On Feb. 9, 2000, Joel Przybilla scored 33 points and grabbed 14 rebounds in Minnesota’s upset of Indiana to earn Big Ten player of the week honors.

Six days later, he was suspended by coach Dan Monson for a lack of academic commitment, a disciplinary measure which provoked Przybilla to leave the team.

Four months later, on June 28, Przybilla was selected 9th overall in the NBA draft by the Houston Rockets, then traded to the Milwaukee Bucks shortly thereafter.

Over a year has passed since Przybilla joined the professional ranks, and the 7-foot-1-inch center couldn’t be happier with his life as a whole.

“It’s been great, probably one of the best years of my life playing basketball,” the Monticello native said. “I’ve learned more this past year than I probably have in my whole life. It’s been a great experience, not only learning things on the court, but off the court as well.”
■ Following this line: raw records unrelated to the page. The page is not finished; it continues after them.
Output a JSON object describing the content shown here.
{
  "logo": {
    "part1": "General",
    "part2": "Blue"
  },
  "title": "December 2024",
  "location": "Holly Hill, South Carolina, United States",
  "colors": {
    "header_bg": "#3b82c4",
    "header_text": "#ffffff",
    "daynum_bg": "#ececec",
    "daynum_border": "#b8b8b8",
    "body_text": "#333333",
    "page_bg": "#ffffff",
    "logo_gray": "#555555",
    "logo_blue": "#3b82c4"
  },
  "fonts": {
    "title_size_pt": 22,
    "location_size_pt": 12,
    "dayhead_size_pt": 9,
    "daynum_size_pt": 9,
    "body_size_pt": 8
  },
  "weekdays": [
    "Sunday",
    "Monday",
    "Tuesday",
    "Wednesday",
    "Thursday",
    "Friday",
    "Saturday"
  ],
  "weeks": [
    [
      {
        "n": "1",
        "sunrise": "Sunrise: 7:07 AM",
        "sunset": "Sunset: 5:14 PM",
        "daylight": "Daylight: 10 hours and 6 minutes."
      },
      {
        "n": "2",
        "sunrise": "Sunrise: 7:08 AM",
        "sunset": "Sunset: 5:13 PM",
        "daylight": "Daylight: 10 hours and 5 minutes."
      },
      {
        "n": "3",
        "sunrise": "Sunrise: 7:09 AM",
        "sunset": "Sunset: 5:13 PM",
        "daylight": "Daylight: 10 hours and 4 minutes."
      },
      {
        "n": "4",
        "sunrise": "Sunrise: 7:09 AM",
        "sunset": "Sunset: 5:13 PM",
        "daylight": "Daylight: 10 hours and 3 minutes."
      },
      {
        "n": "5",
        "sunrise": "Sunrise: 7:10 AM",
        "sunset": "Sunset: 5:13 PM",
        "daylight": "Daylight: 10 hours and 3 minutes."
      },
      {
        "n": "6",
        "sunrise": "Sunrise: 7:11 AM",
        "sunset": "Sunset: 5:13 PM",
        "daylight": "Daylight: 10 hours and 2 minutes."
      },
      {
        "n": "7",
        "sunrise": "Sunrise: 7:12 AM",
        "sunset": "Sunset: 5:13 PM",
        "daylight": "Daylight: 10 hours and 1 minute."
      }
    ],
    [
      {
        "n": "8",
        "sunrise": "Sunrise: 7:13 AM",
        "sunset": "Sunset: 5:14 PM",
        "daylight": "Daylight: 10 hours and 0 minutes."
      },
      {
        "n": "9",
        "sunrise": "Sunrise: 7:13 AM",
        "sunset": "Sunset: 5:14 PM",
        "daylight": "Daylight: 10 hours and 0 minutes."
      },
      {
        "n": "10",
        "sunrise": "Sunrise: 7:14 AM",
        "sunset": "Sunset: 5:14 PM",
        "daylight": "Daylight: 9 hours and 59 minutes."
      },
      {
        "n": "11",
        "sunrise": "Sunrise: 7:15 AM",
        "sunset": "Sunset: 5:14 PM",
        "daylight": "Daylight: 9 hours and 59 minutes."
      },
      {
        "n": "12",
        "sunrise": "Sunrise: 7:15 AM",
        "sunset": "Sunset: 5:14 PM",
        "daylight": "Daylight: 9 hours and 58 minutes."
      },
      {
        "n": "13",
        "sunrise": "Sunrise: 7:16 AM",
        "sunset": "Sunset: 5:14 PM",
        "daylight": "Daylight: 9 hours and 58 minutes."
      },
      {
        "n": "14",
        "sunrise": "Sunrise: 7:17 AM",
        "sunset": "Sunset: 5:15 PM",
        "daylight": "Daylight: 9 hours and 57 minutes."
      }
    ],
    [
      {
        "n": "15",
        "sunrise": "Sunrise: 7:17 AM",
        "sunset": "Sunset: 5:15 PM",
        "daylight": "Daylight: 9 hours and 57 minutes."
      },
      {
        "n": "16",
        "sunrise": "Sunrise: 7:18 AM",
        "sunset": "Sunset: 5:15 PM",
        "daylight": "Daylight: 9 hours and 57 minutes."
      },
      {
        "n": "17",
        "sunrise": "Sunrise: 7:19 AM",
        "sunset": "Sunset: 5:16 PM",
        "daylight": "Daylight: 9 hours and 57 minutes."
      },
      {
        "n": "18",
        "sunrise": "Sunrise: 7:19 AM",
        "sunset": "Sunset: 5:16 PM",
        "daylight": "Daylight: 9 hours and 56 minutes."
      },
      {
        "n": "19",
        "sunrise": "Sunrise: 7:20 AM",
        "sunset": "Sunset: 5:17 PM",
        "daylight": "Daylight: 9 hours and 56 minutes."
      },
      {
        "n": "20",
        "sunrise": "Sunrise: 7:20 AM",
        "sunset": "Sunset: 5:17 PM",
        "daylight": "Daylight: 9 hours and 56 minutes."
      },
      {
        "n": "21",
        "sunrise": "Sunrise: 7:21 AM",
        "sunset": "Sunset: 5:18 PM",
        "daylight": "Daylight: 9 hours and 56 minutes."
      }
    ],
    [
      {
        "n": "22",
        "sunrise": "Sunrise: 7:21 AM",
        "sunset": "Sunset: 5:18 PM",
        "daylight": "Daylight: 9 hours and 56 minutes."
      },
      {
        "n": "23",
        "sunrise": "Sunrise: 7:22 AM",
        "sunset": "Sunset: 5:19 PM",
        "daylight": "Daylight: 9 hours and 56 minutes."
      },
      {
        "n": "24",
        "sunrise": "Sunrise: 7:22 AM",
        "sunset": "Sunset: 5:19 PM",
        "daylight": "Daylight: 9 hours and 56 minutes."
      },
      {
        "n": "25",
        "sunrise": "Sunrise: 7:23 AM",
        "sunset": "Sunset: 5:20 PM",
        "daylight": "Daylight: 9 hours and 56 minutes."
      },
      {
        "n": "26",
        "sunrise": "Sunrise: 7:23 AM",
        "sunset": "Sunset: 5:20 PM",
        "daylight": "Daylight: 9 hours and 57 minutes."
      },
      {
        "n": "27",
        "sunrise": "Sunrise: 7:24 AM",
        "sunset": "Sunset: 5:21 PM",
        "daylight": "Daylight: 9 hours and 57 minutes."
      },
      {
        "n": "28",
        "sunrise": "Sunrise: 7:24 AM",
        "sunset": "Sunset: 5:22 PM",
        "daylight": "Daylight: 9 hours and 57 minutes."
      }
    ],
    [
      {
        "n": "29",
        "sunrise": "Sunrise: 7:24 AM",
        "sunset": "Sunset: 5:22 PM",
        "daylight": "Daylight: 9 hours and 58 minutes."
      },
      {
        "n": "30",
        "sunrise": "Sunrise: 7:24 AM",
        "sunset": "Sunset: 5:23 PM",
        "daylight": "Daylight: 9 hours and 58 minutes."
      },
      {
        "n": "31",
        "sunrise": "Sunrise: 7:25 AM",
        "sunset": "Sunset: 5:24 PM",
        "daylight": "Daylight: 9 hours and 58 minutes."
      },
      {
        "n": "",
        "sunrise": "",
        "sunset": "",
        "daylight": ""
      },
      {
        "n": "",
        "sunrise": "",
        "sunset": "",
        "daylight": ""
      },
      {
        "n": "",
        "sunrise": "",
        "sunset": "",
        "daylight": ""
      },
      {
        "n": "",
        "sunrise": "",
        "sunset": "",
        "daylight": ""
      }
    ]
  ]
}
On a team full of veteran players at his position, Przybilla played sparingly as a rookie. He appeared in 33 games – starting 13 – and averaged just over eight minutes per night.

“It was a perfect situation for him in that he was able to learn the NBA game and develop his body, without having the pressure to perform or have the team rely on him,” Bucks assistant coach Terry Stotts said. “Many times high draft picks get picked by poor teams that really rely on their draft picks.”

Przybilla learned something new everyday this season. His teammates have aided in his development, especially Earvin Johnson. Przybilla has also learned a lot of little things he says can’t be seen when watching a game on television.

Przybilla has also reflected on a college career which came to an abrupt end, and the decision he made to leave his team during the season. Although he admits to making mistakes, he says he has no regrets.

“I used to think about (leaving the team), but I don’t anymore,” Przybilla said, adding he’ll likely finish his degree in the future. “Anything that I’ve decided or done I wouldn’t change because I’m in the best situation that I think I possibly could be. I’m getting paid to do what I love to do and that’s play basketball,” he said.

When Przybilla left the team, many Gopher fans felt betrayed, calling his decision selfish. Those fans made their presence felt on draft night at Target Center, booing Przybilla feverishly.

But teammate Dusty Rychart understood what was going on, and does not think less of Przybilla for leaving.

“That situation was very difficult for all of us, going from one coaching staff to another,” Rychart said. “I felt betrayed a little bit, but I also understood where he was coming from. There’s nothing that was damaged in our relationship at all. I know that the rest of our teammates don’t look at him any differently either. It’s a decision he had to make and he made it.”

Przybilla said things were moving “100 miles per hour” at the time, and feels it’s unfortunate some Gopher fans have negative opinions about him.

However, Przybilla realizes there is nothing he can do about the way others think. He understands living in the limelight puts every decision made under scrutiny.

“It’s made me a better person inside,” Przybilla said. “It’s made me closer to my family members and friends, and it’s made me realize who the people are that really love me. It’s opened my eyes up to that.”

Przybilla is getting used to the time commitment required of him. He admits to having a hard time getting motivated on a daily basis, but knows he must “give 110 percent” constantly.

Although Przybilla’s first-year statistics are meager, the Bucks have great expectations for their young pivotman.

“His progress is going to be important for the future of our team,” Stotts said. “I think you’ll see Joel’s role get progressively bigger as time goes on. Where he goes from that is up to him,” he said.

And how people choose to look at where he came from is up to them.